I don't think I have ever seen goose available except maybe at Tewes. I suspect you are right about it being seasonal.
JOHN ROBERTS: From time to time in the years to come, I hope you will be treated unfairly so that you will come to know the value of justice... I wish you bad luck, again, from time to time so that you will be conscious of the role of chance in life and understand that your success is not completely deserved and that the failure of others is not completely deserved either.
Reply/Quote
#6
(10-26-2016, 10:42 AM)xxlt Wrote: I don't think I have ever seen goose available except maybe at Tewes. I suspect you are right about it being seasonal.

That's interesting. I can get goose all year round at my local Martin's and Kroger.
"A great democracy has got to be progressive, or it will soon cease to be either great or a democracy..." - TR

"The test of our progress is not whether we add more to the abundance of those who have much; it is whether we provide enough for those who have too little." - FDR
Reply/Quote
#7
(10-27-2016, 06:54 AM)Belsnickel Wrote: That's interesting. I can get goose all year round at my local Martin's and Kroger.

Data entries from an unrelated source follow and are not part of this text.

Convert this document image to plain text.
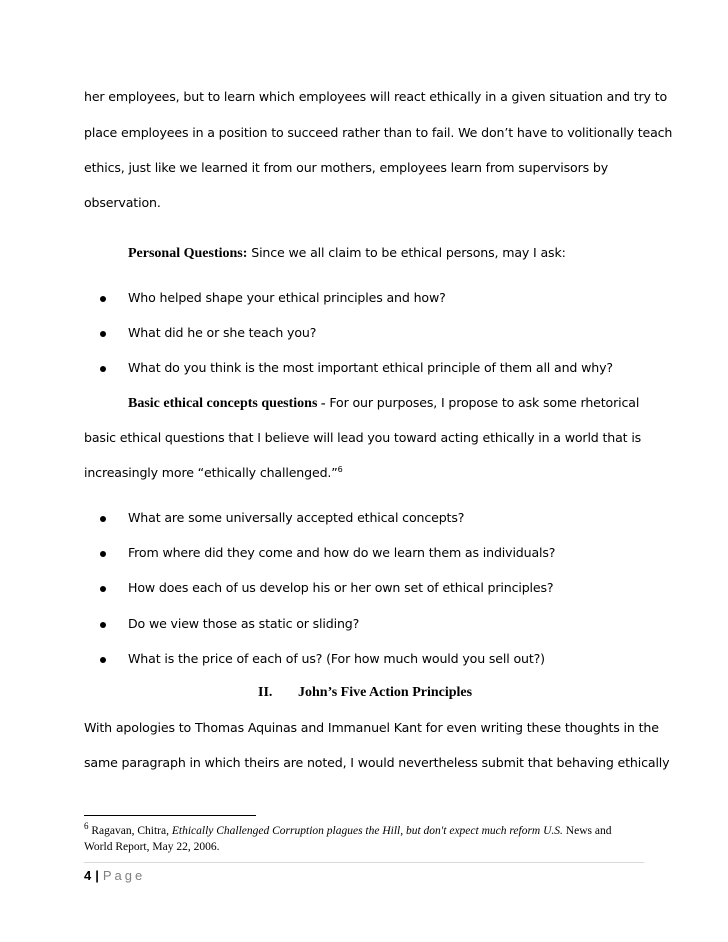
her employees, but to learn which employees will react ethically in a given situation and try to
place employees in a position to succeed rather than to fail. We don’t have to volitionally teach
ethics, just like we learned it from our mothers, employees learn from supervisors by
observation.
Personal Questions: Since we all claim to be ethical persons, may I ask:
Who helped shape your ethical principles and how?
What did he or she teach you?
What do you think is the most important ethical principle of them all and why?
Basic ethical concepts questions - For our purposes, I propose to ask some rhetorical
basic ethical questions that I believe will lead you toward acting ethically in a world that is
increasingly more “ethically challenged.”$^6$
What are some universally accepted ethical concepts?
From where did they come and how do we learn them as individuals?
How does each of us develop his or her own set of ethical principles?
Do we view those as static or sliding?
What is the price of each of us? (For how much would you sell out?)
II. John’s Five Action Principles
With apologies to Thomas Aquinas and Immanuel Kant for even writing these thoughts in the
same paragraph in which theirs are noted, I would nevertheless submit that behaving ethically
$^6$ Ragavan, Chitra, Ethically Challenged Corruption plagues the Hill, but don't expect much reform U.S. News and
World Report, May 22, 2006.
4 | Page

Wow. When I searched online at Kroger's it returned no results for goose except for non goose products (alcohol, etc) w. Goose in the brand name. The search function on Martin's website does not seem to work. Searched Publix and also found nothing except the Goose branded products but not actual goose. When I was a kid my dad always shopped a local meat market and when I got older I shopped it until it closed, then switched to another meat market. Never saw goose in either of them. I wonder if it is a regional thing. You are pretty far north, right?
JOHN ROBERTS: From time to time in the years to come, I hope you will be treated unfairly so that you will come to know the value of justice... I wish you bad luck, again, from time to time so that you will be conscious of the role of chance in life and understand that your success is not completely deserved and that the failure of others is not completely deserved either.